RADAMIZ IN MUSIC TO KNOW
Full interview & photos by Jaxon Buzzell.
GASP: Tell us your name and where you’re from?
RADAMIZ: My name is Radamiz and I’m from Bed-Stuy Brooklyn.
GASP: How long have you been making music and what got you started?
RADAMIZ: I’ve been making for about fifteen years now, but it feels like every six months is like the start of something new. What got me started was that there’s a process where you don’t see yourself in anything that you’re doing until eventually you do, and music was the first real concrete thing where it felt like this is a reflection of who I am and not only that but it can also sometimes take the lead in my becoming of myself. Sometimes the music is me before I am and vice versa, sometimes my life and whatever experiences I’m having is reflected in my music.

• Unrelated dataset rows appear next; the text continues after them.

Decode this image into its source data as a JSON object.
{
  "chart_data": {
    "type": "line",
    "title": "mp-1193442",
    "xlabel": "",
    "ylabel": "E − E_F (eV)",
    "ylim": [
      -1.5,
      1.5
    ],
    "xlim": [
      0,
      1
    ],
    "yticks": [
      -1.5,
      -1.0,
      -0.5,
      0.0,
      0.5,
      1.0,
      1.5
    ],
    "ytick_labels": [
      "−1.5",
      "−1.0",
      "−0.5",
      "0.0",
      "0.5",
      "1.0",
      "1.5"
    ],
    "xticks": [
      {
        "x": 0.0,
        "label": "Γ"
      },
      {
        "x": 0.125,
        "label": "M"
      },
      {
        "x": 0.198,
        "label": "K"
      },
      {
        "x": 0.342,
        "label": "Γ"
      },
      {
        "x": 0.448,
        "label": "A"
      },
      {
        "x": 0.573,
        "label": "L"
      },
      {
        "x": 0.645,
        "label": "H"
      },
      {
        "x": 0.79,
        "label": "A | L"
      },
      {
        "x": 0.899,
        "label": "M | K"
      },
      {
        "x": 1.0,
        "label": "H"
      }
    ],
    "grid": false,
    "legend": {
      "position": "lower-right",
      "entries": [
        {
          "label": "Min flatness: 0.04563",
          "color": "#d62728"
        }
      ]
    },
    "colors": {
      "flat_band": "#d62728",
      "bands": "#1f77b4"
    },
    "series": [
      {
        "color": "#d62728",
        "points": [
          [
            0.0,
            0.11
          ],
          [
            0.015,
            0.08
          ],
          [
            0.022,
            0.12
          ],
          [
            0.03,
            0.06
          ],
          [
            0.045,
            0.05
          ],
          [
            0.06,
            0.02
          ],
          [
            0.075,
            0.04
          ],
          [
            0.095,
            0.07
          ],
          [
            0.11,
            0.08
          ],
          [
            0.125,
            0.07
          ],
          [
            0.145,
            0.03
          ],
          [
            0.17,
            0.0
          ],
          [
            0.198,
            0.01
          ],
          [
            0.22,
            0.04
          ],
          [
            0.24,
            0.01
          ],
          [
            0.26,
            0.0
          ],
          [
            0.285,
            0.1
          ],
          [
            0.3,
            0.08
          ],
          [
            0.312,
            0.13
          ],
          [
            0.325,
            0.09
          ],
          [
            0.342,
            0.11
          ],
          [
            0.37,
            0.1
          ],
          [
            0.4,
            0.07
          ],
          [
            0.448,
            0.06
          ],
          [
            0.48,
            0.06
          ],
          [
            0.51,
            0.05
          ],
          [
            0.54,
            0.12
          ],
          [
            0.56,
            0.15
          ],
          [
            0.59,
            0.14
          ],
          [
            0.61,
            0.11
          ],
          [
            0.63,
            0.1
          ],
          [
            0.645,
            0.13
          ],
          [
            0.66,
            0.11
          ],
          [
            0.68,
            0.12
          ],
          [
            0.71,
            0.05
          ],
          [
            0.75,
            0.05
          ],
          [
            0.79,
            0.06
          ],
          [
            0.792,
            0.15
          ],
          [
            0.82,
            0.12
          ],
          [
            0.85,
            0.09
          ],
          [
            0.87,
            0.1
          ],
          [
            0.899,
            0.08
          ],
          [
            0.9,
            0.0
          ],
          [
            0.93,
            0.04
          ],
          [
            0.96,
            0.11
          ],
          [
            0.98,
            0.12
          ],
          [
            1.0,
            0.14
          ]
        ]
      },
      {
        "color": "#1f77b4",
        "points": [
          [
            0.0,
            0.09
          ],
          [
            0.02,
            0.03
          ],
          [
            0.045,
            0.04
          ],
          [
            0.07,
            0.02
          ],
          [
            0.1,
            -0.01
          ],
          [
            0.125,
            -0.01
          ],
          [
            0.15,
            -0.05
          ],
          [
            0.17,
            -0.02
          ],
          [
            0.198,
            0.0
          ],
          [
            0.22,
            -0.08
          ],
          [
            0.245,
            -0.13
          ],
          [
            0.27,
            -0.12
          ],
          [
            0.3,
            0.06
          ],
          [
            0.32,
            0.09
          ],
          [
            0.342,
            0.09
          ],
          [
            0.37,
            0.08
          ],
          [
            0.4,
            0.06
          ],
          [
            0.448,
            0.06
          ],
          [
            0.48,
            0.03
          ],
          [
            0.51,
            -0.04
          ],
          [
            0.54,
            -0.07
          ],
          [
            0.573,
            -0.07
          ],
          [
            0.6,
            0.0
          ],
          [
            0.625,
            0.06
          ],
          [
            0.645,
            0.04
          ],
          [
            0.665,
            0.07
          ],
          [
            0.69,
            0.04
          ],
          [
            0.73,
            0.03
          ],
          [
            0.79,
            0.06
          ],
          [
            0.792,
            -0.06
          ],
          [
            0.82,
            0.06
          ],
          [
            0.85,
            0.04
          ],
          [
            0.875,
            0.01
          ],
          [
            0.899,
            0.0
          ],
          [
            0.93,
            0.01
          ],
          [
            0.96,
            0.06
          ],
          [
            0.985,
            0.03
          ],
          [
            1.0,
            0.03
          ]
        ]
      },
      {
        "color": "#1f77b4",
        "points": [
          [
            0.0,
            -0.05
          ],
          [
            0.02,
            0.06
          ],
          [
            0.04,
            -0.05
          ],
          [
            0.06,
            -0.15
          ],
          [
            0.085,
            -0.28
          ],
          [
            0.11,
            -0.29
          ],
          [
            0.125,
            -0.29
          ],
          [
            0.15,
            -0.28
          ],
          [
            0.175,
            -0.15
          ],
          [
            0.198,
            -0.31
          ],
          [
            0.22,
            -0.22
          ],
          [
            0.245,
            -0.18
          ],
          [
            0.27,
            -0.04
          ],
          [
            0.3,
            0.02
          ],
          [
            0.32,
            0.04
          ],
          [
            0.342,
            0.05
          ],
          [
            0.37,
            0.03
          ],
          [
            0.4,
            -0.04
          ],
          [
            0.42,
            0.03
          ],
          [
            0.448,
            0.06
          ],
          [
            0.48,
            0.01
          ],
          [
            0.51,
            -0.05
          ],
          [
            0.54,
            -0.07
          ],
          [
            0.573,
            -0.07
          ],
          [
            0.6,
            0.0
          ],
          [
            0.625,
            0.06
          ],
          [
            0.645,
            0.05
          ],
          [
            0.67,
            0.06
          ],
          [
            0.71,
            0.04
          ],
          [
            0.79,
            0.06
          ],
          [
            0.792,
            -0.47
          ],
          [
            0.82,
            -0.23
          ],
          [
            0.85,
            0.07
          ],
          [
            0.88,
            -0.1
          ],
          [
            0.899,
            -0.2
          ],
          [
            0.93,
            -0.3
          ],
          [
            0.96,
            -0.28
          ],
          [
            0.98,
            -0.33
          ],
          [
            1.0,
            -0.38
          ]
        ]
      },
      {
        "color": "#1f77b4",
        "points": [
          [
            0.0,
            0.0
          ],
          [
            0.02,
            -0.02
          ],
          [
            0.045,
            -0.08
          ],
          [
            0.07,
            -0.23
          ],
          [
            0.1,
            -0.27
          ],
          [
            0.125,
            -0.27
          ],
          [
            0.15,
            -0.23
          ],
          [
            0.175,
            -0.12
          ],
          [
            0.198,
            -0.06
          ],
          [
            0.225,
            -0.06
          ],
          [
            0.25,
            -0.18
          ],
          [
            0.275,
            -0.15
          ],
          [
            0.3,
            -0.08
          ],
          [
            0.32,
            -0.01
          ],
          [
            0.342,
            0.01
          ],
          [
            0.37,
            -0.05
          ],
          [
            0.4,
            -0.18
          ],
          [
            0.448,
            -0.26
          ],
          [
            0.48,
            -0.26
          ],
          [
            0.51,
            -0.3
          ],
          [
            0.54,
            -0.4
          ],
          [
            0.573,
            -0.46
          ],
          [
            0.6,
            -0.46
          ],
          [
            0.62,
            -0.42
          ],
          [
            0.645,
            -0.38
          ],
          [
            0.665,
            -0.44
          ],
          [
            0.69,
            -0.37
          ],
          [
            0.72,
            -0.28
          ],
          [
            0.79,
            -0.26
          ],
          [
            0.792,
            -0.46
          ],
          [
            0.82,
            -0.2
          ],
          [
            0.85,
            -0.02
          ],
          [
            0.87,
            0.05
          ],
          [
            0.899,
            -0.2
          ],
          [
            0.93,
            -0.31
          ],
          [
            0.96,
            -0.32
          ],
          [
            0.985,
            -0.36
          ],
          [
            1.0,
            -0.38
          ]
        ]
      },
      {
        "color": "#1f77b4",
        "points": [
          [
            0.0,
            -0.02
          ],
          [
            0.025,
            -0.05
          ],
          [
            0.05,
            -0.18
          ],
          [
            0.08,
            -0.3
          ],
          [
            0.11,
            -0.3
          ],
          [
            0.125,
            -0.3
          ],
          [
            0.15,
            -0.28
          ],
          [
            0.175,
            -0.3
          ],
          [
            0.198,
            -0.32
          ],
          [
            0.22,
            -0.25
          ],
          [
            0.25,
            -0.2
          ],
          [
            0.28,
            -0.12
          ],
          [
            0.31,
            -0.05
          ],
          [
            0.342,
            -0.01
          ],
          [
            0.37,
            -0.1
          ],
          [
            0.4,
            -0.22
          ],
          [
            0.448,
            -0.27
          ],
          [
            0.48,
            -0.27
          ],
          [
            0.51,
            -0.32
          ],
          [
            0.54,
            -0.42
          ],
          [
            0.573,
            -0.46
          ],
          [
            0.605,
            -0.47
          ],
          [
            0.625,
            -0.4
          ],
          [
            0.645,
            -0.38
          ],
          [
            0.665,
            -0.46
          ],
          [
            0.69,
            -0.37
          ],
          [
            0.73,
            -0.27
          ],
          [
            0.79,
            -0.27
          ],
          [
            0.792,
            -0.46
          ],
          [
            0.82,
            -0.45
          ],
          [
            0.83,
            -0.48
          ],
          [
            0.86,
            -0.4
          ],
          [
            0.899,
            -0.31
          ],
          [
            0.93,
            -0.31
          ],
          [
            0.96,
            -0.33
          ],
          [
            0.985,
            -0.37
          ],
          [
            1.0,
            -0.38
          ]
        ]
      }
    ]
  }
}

GASP: Was there a defining moment in your life where you knew this is what you wanted to do?
RADAMIZ: The second rhyme I wrote, because it was better than the first. The second rhyme I wrote, I was like “oh shit” that's an improvement right away.
GASP: What keeps you inspired?
RADAMIZ: I’m inspired to communicate truths and even see miscommunications to a certain extent between all races, classes, backgrounds, cities, opinions and especially opinions people feel strongly about. There is a common denominator to a certain extent that makes all of us the same and I think music simplifies and puts into accurate phrasing the complex emotions that come with just being a human and for me I’m inspired to just become the vessel for that. I’m inspired to pick up books, watch films, have conversations, heal in real time, experiment, and everything else that makes life interesting. By doing this I’ve realized I don’t have a problem with thinking out loud and thinking out loud with my music, and that creates a relationship with the people that do fuck with you where everyone knows that we’re really all in this shit together. I feel like I can just cure the world to a certain level, I can at least put some complex shit that we may all be going through into more simple words so everyone can understand it. Words are finite, words are very limited but you organize them the right way and you can really change the world.
GASP: What do you think it means to be an artist?
RADAMIZ: To be an artist is to be the most empathetic, emotionally available and reflective of the times, your peers and your city as possible. To be an artist is to honor the responsibility of pushing the planet forward. I think society on a general level prioritizes the quick buck and simple exchange of an amount of time for an amount of dollars, and yes that’s the most cookie-cutter form but the world is nothing without art. The world is nothing without architects, painters, musicians, designers, poets, philosophers, and that really emcompasses the world and what pushed the planet forward. Being an artist is having the responsibility of making life livable for everyone else.
GASP: I’ve seen you breaking the common stereotypes of what a rapper should be especially based on where you’re from. What would you say is the importance of using your identity and platform to push those barriers placed on artists and specifically rappers in today's world?
RADAMIZ: If you’re inspired by anyone or anything, what usually is one of the main ingredients is individuality. How unique your perspective is, how one of one the path you took to get there was and at the same time having a core value that speaks to the entire world like a Nike “Just Do It” or Nina Simone just unequivocally this voice of her generation. When I first started I was enamored and admiring something that was unachieveable amongst the plethora of people and ideas out there but I started to realize that these are just human beings at the end of the day just making choices. Obviously they are all blessed and talented in their own way but everyone else is too, so the deeper I tapped into what it was that I admired about the shit that I loved the more I realized that it was about embracing every aspect and component of yourself and doing it no matter what is going on in the world. For me, the byproduct of that has been people saying “you don’t look like the typical rapper” or “you don’t make music like the typical artist from Brooklyn'' and I end up breaking the mold because I embraced all the things that make me unique in the first place and the more that I continue to do that the iller I just end up being as a motherfucker on this planet.
GASP: What can we expect next from you both as a person and an artist?
RADAMIZ: Lately I’ve been working on a couple of albums, a couple of book projects, some fashion collabs, I just made a song for adidas called “Plant A Seed'' that's tapping into respecting this planet, and I’ve been working on my mixtape “Every Bad Day Has Good News”. Besides that I really just feel special right now I don’t think anything else in the world sounds or looks like what I’m doing right now, and I’m just inspired to keep doing it because I’m having fun so in a nutshell I’m just gonna keep having fun and hopefully that just ends up being some real shit because I’m enjoying where I’m at in this moment.